Le sfide del Ventunesimo secolo: l’amore tossico e l’educazione all’affettività e alla sessualità
Parallelamente, all’amore liquido di Bauman si contrappone l’amore tossico. Con questo termine si intende descrivere tutti quei comportamenti finalizzati al controllo dell’Altro che in un legame interpersonale causano danni emotivi, problemi di comunicazioni e dinamiche nocive. Al contrario dell’amore liquido, nell’amore tossico allontanarsi dal partner è complicato. Ne è un esempio il femminicidio di Giulia Cecchettin dove l’ossessione e il controllo sono stati scambiati per amore e si fa ancora fatica ad individuare l’ingiustificabilità nel comportamento di Filippo Turetta.
Senza entrare nel merito di una delle vicende in assoluto più dolorose nella storia italiana, la certezza è che chi ti ama veramente non dovrebbe mai farti del male perché in una relazione davvero sana due persone continuano ad esistere oltre la coppia senza compromettere le rispettive individualità, così che nel rapporto possano sentirsi sia libere che sicure. Per questo una delle sfide principali che l’umanità dovrebbe affrontare è quella legata all’educazione affettiva e sessuale. Sotto questo profilo, il messaggio d’amore che la famiglia di Giulia cerca di diffondere dal suo femminicidio è un atto di coraggio che cerca di guardare oltre le azioni disumane che hanno portato alla morte di Giulia.
Appare chiaro che la globale società postcontemporanea, basata su un occidentalizzato sistema economico capitalistico, patriarcale e squilibrato, non funziona e non garantisce il benessere di tutti i cittadini. Quale sarebbe quindi il ruolo dell’umanità?
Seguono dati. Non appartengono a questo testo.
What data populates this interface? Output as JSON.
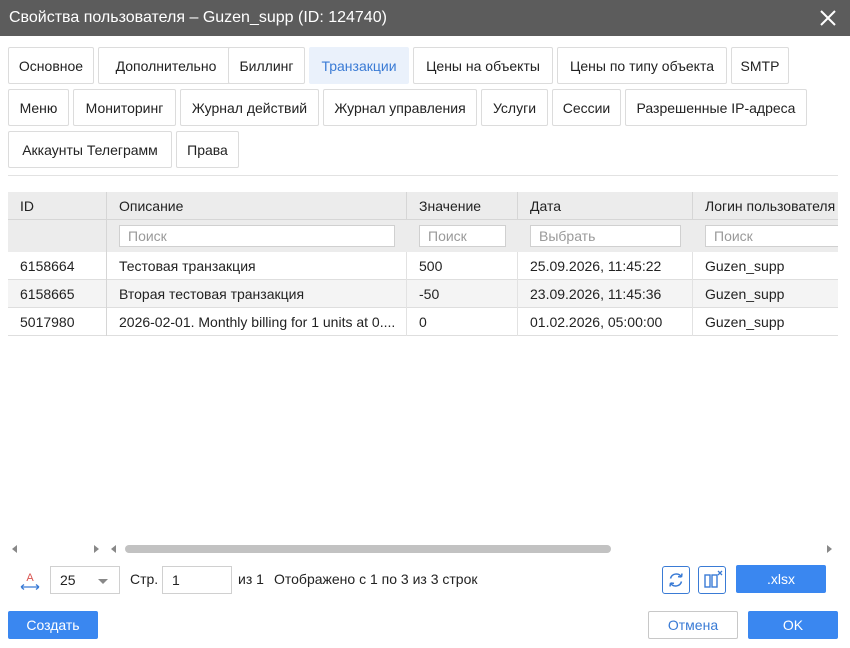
{
  "window": {
    "title": "Свойства пользователя – Guzen_supp (ID: 124740)"
  },
  "tabs": [
    {
      "label": "Основное"
    },
    {
      "label": "Дополнительно"
    },
    {
      "label": "Биллинг"
    },
    {
      "label": "Транзакции",
      "active": true
    },
    {
      "label": "Цены на объекты"
    },
    {
      "label": "Цены по типу объекта"
    },
    {
      "label": "SMTP"
    },
    {
      "label": "Меню"
    },
    {
      "label": "Мониторинг"
    },
    {
      "label": "Журнал действий"
    },
    {
      "label": "Журнал управления"
    },
    {
      "label": "Услуги"
    },
    {
      "label": "Сессии"
    },
    {
      "label": "Разрешенные IP-адреса"
    },
    {
      "label": "Аккаунты Телеграмм"
    },
    {
      "label": "Права"
    }
  ],
  "table": {
    "columns": [
      {
        "label": "ID"
      },
      {
        "label": "Описание",
        "filter": "Поиск"
      },
      {
        "label": "Значение",
        "filter": "Поиск"
      },
      {
        "label": "Дата",
        "filter": "Выбрать"
      },
      {
        "label": "Логин пользователя",
        "filter": "Поиск"
      }
    ],
    "rows": [
      {
        "id": "6158664",
        "description": "Тестовая транзакция",
        "value": "500",
        "date": "25.09.2026, 11:45:22",
        "login": "Guzen_supp"
      },
      {
        "id": "6158665",
        "description": "Вторая тестовая транзакция",
        "value": "-50",
        "date": "23.09.2026, 11:45:36",
        "login": "Guzen_supp"
      },
      {
        "id": "5017980",
        "description": "2026-02-01. Monthly billing for 1 units at 0....",
        "value": "0",
        "date": "01.02.2026, 05:00:00",
        "login": "Guzen_supp"
      }
    ]
  },
  "pager": {
    "page_size": "25",
    "page_label": "Стр.",
    "page_value": "1",
    "of_label": "из 1",
    "summary": "Отображено с 1 по 3 из 3 строк",
    "export_label": ".xlsx"
  },
  "footer": {
    "create_label": "Создать",
    "cancel_label": "Отмена",
    "ok_label": "OK"
  },
  "colors": {
    "accent": "#3a87f0",
    "active_tab_bg": "#eaf1fb",
    "active_tab_text": "#3a7bd5",
    "titlebar": "#5c5c5c"
  },
  "icons": [
    "close-icon",
    "font-size-icon",
    "refresh-icon",
    "columns-icon",
    "chevron-down-icon",
    "arrow-left-icon",
    "arrow-right-icon"
  ]
}
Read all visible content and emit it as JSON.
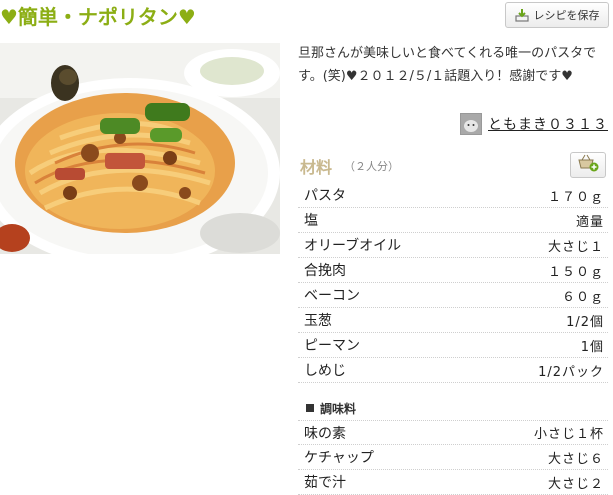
{
  "recipe": {
    "title": "♥簡単・ナポリタン♥",
    "save_label": "レシピを保存",
    "description": "旦那さんが美味しいと食べてくれる唯一のパスタです。(笑)♥２０１２/５/１話題入り！感謝です♥",
    "author": "ともまき０３１３"
  },
  "ingredients": {
    "title": "材料",
    "servings": "（２人分）",
    "main": [
      {
        "name": "パスタ",
        "qty": "１７０ｇ"
      },
      {
        "name": "塩",
        "qty": "適量"
      },
      {
        "name": "オリーブオイル",
        "qty": "大さじ１"
      },
      {
        "name": "合挽肉",
        "qty": "１５０ｇ"
      },
      {
        "name": "ベーコン",
        "qty": "６０ｇ"
      },
      {
        "name": "玉葱",
        "qty": "1/2個"
      },
      {
        "name": "ピーマン",
        "qty": "1個"
      },
      {
        "name": "しめじ",
        "qty": "1/2パック"
      }
    ],
    "seasoning_title": "調味料",
    "seasoning": [
      {
        "name": "味の素",
        "qty": "小さじ１杯"
      },
      {
        "name": "ケチャップ",
        "qty": "大さじ６"
      },
      {
        "name": "茹で汁",
        "qty": "大さじ２"
      }
    ]
  },
  "colors": {
    "title_green": "#8cae14",
    "ingredients_heading": "#c9b98f"
  },
  "icons": {
    "save": "download-icon",
    "ingredients_button": "basket-add-icon",
    "photo": "napolitan-pasta-photo"
  }
}
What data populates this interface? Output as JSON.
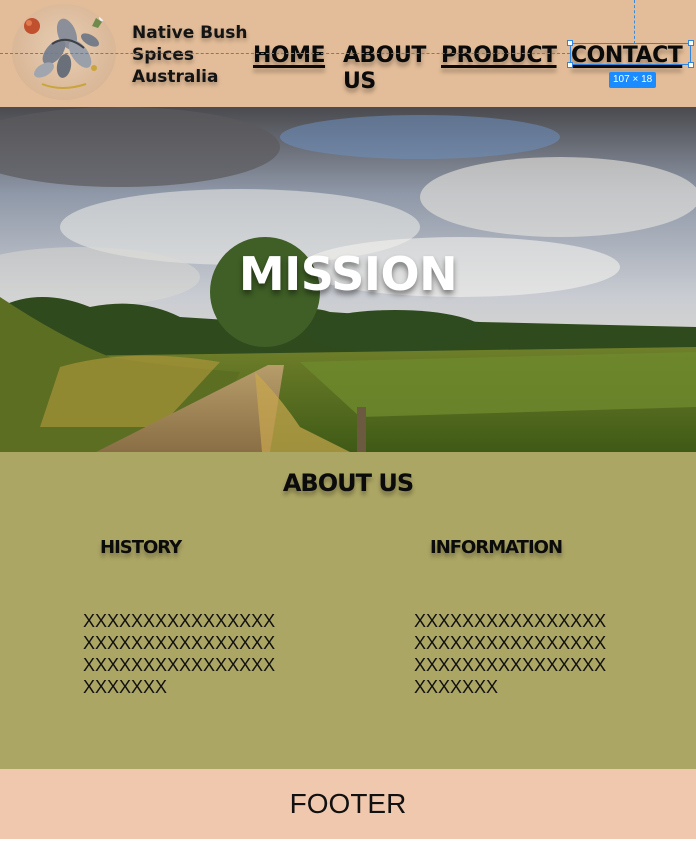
{
  "brand": {
    "name_line1": "Native Bush",
    "name_line2": "Spices",
    "name_line3": "Australia",
    "logo_icon": "spice-pods-logo-icon"
  },
  "nav": {
    "home": "HOME",
    "about": "ABOUT US",
    "product": "PRODUCT",
    "contact": "CONTACT"
  },
  "editor_overlay": {
    "size_badge": "107 × 18"
  },
  "hero": {
    "title": "MISSION",
    "image": "countryside-landscape-photo"
  },
  "about": {
    "title": "ABOUT US",
    "history": {
      "heading": "HISTORY",
      "text": "XXXXXXXXXXXXXXXXXXXXXXXXXXXXXXXXXXXXXXXXXXXXXXXXXXXXXXX"
    },
    "information": {
      "heading": "INFORMATION",
      "text": "XXXXXXXXXXXXXXXXXXXXXXXXXXXXXXXXXXXXXXXXXXXXXXXXXXXXXXX"
    }
  },
  "footer": {
    "label": "FOOTER"
  },
  "colors": {
    "header_bg": "#e3bd99",
    "about_bg": "#aca664",
    "footer_bg": "#efc8ad",
    "selection_blue": "#1a8cff"
  }
}
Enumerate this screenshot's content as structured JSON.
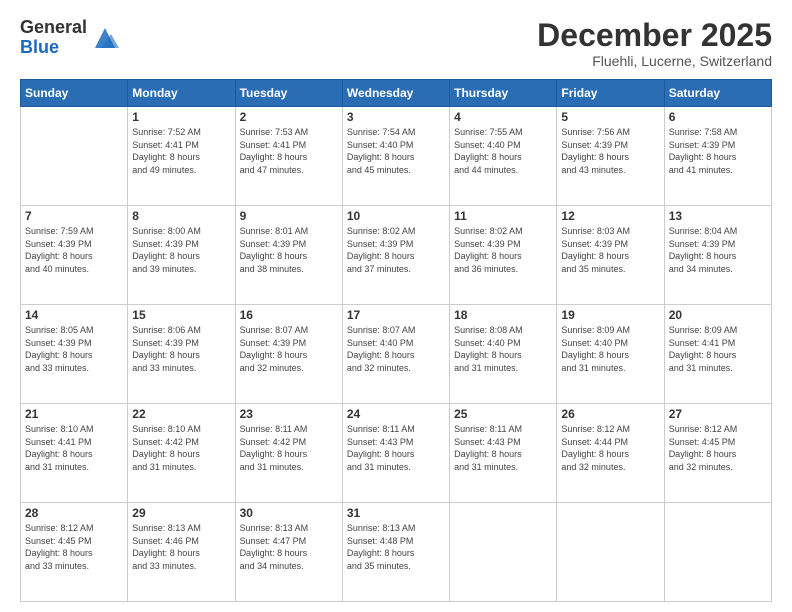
{
  "logo": {
    "general": "General",
    "blue": "Blue"
  },
  "header": {
    "month": "December 2025",
    "location": "Fluehli, Lucerne, Switzerland"
  },
  "weekdays": [
    "Sunday",
    "Monday",
    "Tuesday",
    "Wednesday",
    "Thursday",
    "Friday",
    "Saturday"
  ],
  "weeks": [
    [
      {
        "day": "",
        "info": ""
      },
      {
        "day": "1",
        "info": "Sunrise: 7:52 AM\nSunset: 4:41 PM\nDaylight: 8 hours\nand 49 minutes."
      },
      {
        "day": "2",
        "info": "Sunrise: 7:53 AM\nSunset: 4:41 PM\nDaylight: 8 hours\nand 47 minutes."
      },
      {
        "day": "3",
        "info": "Sunrise: 7:54 AM\nSunset: 4:40 PM\nDaylight: 8 hours\nand 45 minutes."
      },
      {
        "day": "4",
        "info": "Sunrise: 7:55 AM\nSunset: 4:40 PM\nDaylight: 8 hours\nand 44 minutes."
      },
      {
        "day": "5",
        "info": "Sunrise: 7:56 AM\nSunset: 4:39 PM\nDaylight: 8 hours\nand 43 minutes."
      },
      {
        "day": "6",
        "info": "Sunrise: 7:58 AM\nSunset: 4:39 PM\nDaylight: 8 hours\nand 41 minutes."
      }
    ],
    [
      {
        "day": "7",
        "info": "Sunrise: 7:59 AM\nSunset: 4:39 PM\nDaylight: 8 hours\nand 40 minutes."
      },
      {
        "day": "8",
        "info": "Sunrise: 8:00 AM\nSunset: 4:39 PM\nDaylight: 8 hours\nand 39 minutes."
      },
      {
        "day": "9",
        "info": "Sunrise: 8:01 AM\nSunset: 4:39 PM\nDaylight: 8 hours\nand 38 minutes."
      },
      {
        "day": "10",
        "info": "Sunrise: 8:02 AM\nSunset: 4:39 PM\nDaylight: 8 hours\nand 37 minutes."
      },
      {
        "day": "11",
        "info": "Sunrise: 8:02 AM\nSunset: 4:39 PM\nDaylight: 8 hours\nand 36 minutes."
      },
      {
        "day": "12",
        "info": "Sunrise: 8:03 AM\nSunset: 4:39 PM\nDaylight: 8 hours\nand 35 minutes."
      },
      {
        "day": "13",
        "info": "Sunrise: 8:04 AM\nSunset: 4:39 PM\nDaylight: 8 hours\nand 34 minutes."
      }
    ],
    [
      {
        "day": "14",
        "info": "Sunrise: 8:05 AM\nSunset: 4:39 PM\nDaylight: 8 hours\nand 33 minutes."
      },
      {
        "day": "15",
        "info": "Sunrise: 8:06 AM\nSunset: 4:39 PM\nDaylight: 8 hours\nand 33 minutes."
      },
      {
        "day": "16",
        "info": "Sunrise: 8:07 AM\nSunset: 4:39 PM\nDaylight: 8 hours\nand 32 minutes."
      },
      {
        "day": "17",
        "info": "Sunrise: 8:07 AM\nSunset: 4:40 PM\nDaylight: 8 hours\nand 32 minutes."
      },
      {
        "day": "18",
        "info": "Sunrise: 8:08 AM\nSunset: 4:40 PM\nDaylight: 8 hours\nand 31 minutes."
      },
      {
        "day": "19",
        "info": "Sunrise: 8:09 AM\nSunset: 4:40 PM\nDaylight: 8 hours\nand 31 minutes."
      },
      {
        "day": "20",
        "info": "Sunrise: 8:09 AM\nSunset: 4:41 PM\nDaylight: 8 hours\nand 31 minutes."
      }
    ],
    [
      {
        "day": "21",
        "info": "Sunrise: 8:10 AM\nSunset: 4:41 PM\nDaylight: 8 hours\nand 31 minutes."
      },
      {
        "day": "22",
        "info": "Sunrise: 8:10 AM\nSunset: 4:42 PM\nDaylight: 8 hours\nand 31 minutes."
      },
      {
        "day": "23",
        "info": "Sunrise: 8:11 AM\nSunset: 4:42 PM\nDaylight: 8 hours\nand 31 minutes."
      },
      {
        "day": "24",
        "info": "Sunrise: 8:11 AM\nSunset: 4:43 PM\nDaylight: 8 hours\nand 31 minutes."
      },
      {
        "day": "25",
        "info": "Sunrise: 8:11 AM\nSunset: 4:43 PM\nDaylight: 8 hours\nand 31 minutes."
      },
      {
        "day": "26",
        "info": "Sunrise: 8:12 AM\nSunset: 4:44 PM\nDaylight: 8 hours\nand 32 minutes."
      },
      {
        "day": "27",
        "info": "Sunrise: 8:12 AM\nSunset: 4:45 PM\nDaylight: 8 hours\nand 32 minutes."
      }
    ],
    [
      {
        "day": "28",
        "info": "Sunrise: 8:12 AM\nSunset: 4:45 PM\nDaylight: 8 hours\nand 33 minutes."
      },
      {
        "day": "29",
        "info": "Sunrise: 8:13 AM\nSunset: 4:46 PM\nDaylight: 8 hours\nand 33 minutes."
      },
      {
        "day": "30",
        "info": "Sunrise: 8:13 AM\nSunset: 4:47 PM\nDaylight: 8 hours\nand 34 minutes."
      },
      {
        "day": "31",
        "info": "Sunrise: 8:13 AM\nSunset: 4:48 PM\nDaylight: 8 hours\nand 35 minutes."
      },
      {
        "day": "",
        "info": ""
      },
      {
        "day": "",
        "info": ""
      },
      {
        "day": "",
        "info": ""
      }
    ]
  ]
}
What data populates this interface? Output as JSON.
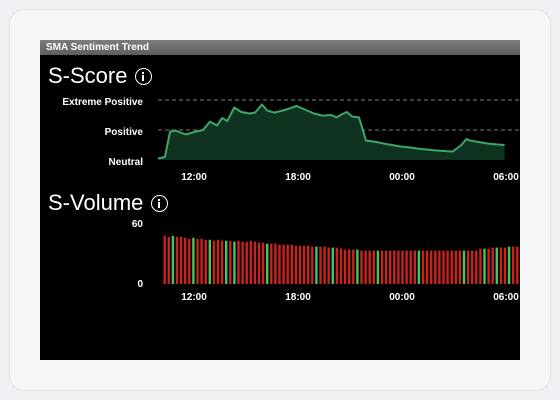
{
  "widget": {
    "title": "SMA Sentiment Trend"
  },
  "score": {
    "title": "S-Score",
    "y_labels": [
      "Extreme Positive",
      "Positive",
      "Neutral"
    ],
    "x_labels": [
      "12:00",
      "18:00",
      "00:00",
      "06:00"
    ]
  },
  "volume": {
    "title": "S-Volume",
    "y_labels": [
      "60",
      "0"
    ],
    "x_labels": [
      "12:00",
      "18:00",
      "00:00",
      "06:00"
    ]
  },
  "colors": {
    "score_line": "#3fa66a",
    "score_fill": "#0f3320",
    "bar_negative": "#c8231e",
    "bar_positive": "#47c759",
    "grid": "#7a7a7a"
  },
  "chart_data": [
    {
      "type": "area",
      "name": "S-Score",
      "ylabels": [
        "Neutral",
        "Positive",
        "Extreme Positive"
      ],
      "ylim": [
        0,
        2
      ],
      "xticks": [
        "12:00",
        "18:00",
        "00:00",
        "06:00"
      ],
      "x_hours": [
        0,
        0.4,
        0.7,
        1.0,
        1.6,
        2.2,
        2.6,
        3.0,
        3.4,
        3.7,
        4.0,
        4.4,
        4.8,
        5.3,
        5.6,
        6.0,
        6.3,
        6.7,
        7.2,
        7.6,
        8.0,
        8.4,
        9.0,
        9.5,
        10.0,
        10.3,
        10.6,
        10.9,
        11.2,
        11.6,
        12.0,
        12.6,
        13.0,
        13.5,
        14.0,
        14.5,
        15.0,
        15.5,
        16.0,
        16.5,
        17.0,
        17.5,
        17.8,
        18.0,
        18.5,
        19.0,
        19.5,
        20.0
      ],
      "values": [
        0.05,
        0.1,
        0.95,
        0.98,
        0.85,
        0.95,
        1.0,
        1.28,
        1.15,
        1.4,
        1.3,
        1.75,
        1.6,
        1.55,
        1.58,
        1.85,
        1.65,
        1.58,
        1.65,
        1.72,
        1.8,
        1.7,
        1.55,
        1.48,
        1.5,
        1.42,
        1.52,
        1.6,
        1.45,
        1.42,
        0.65,
        0.6,
        0.55,
        0.5,
        0.45,
        0.42,
        0.38,
        0.35,
        0.32,
        0.3,
        0.28,
        0.5,
        0.7,
        0.65,
        0.6,
        0.55,
        0.52,
        0.5
      ]
    },
    {
      "type": "bar",
      "name": "S-Volume",
      "ylim": [
        0,
        60
      ],
      "xticks": [
        "12:00",
        "18:00",
        "00:00",
        "06:00"
      ],
      "values": [
        49,
        48,
        49,
        48,
        48,
        47,
        46,
        47,
        46,
        46,
        45,
        45,
        44,
        45,
        44,
        44,
        44,
        43,
        44,
        43,
        43,
        44,
        43,
        42,
        42,
        41,
        41,
        41,
        40,
        40,
        40,
        40,
        39,
        39,
        39,
        39,
        38,
        38,
        38,
        38,
        37,
        37,
        37,
        36,
        35,
        35,
        35,
        35,
        34,
        34,
        34,
        34,
        34,
        34,
        34,
        34,
        34,
        34,
        34,
        34,
        34,
        34,
        34,
        34,
        34,
        34,
        34,
        34,
        34,
        34,
        34,
        34,
        34,
        34,
        34,
        34,
        34,
        36,
        36,
        36,
        37,
        37,
        37,
        37,
        38,
        38,
        38,
        38,
        39
      ],
      "positive_indices": [
        2,
        7,
        11,
        15,
        17,
        25,
        37,
        41,
        47,
        52,
        62,
        73,
        78,
        81,
        84
      ]
    }
  ]
}
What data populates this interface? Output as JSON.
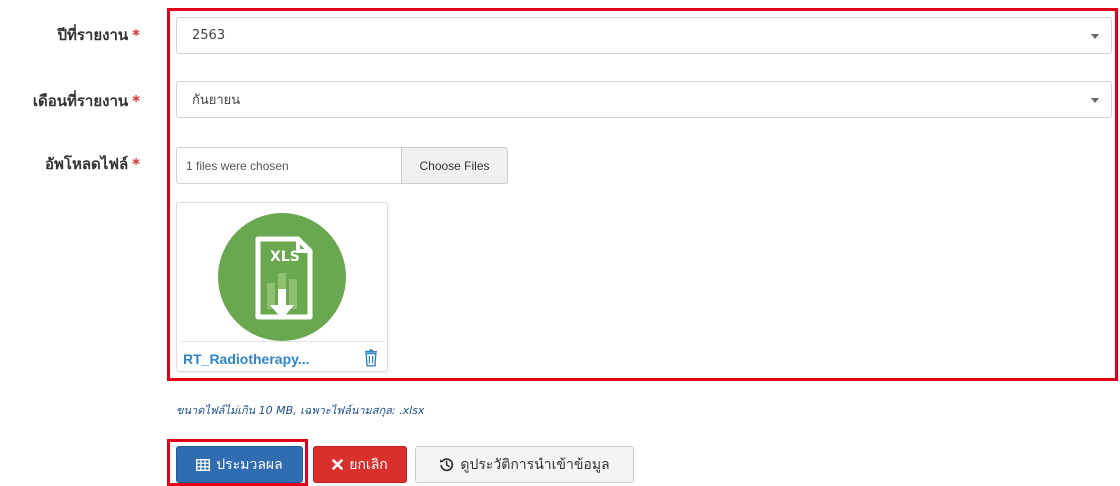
{
  "form": {
    "required_mark": "*",
    "year": {
      "label": "ปีที่รายงาน",
      "value": "2563"
    },
    "month": {
      "label": "เดือนที่รายงาน",
      "value": "กันยายน"
    },
    "upload": {
      "label": "อัพโหลดไฟล์",
      "chosen_text": "1 files were chosen",
      "button_label": "Choose Files",
      "file": {
        "name": "RT_Radiotherapy...",
        "type_badge": "XLS"
      },
      "hint": "ขนาดไฟล์ไม่เกิน 10 MB, เฉพาะไฟล์นามสกุล: .xlsx"
    }
  },
  "actions": {
    "process": "ประมวลผล",
    "cancel": "ยกเลิก",
    "history": "ดูประวัติการนำเข้าข้อมูล"
  },
  "colors": {
    "highlight": "#e0001b",
    "primary": "#2f6db0",
    "danger": "#d9302c",
    "file_icon": "#6aa84f",
    "link": "#2e84c6"
  },
  "icons": {
    "process": "table-icon",
    "cancel": "times-icon",
    "history": "history-icon",
    "file": "xls-file-icon",
    "remove": "trash-icon",
    "select": "caret-down-icon"
  }
}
Se l’amore, in tutte le sue forme, è ciò che rende le persone vive e secondo la filosofia e i principali credo religiosi l’essere umano è venuto al mondo per amare, perché scegliamo consapevolmente di sottovalutarne le potenzialità?
Forse non c’è più tempo per rispondere a questa domanda ma, come per tutte le dinamiche collettive, il cambiamento non può che partire dall’individualità di ognuno. Senza educazione all’affettività, senza una reale consapevolezza dell’importanza di apprendere come si ama non può esistere evoluzione. Il progresso non è lo sviluppo dell’Intelligenza Artificiale, il progresso vero è lo sviluppo dell’intelligenza emotiva e se si sacrifica l’emotività per la produttività, l’essere umano è destinato a vivere una vita infelice e vuota.
Sta ad ognuno di noi scegliere da quale parte stare, se avere un’esistenza degna di essere chiamata tale o se vivere secondo le regole di un sistema sociale che non potrà mai tutelare gli interessi di tutti, semplicemente perché non è stato creato per difendere i diritti di tutti, ma solo quelli di alcuni.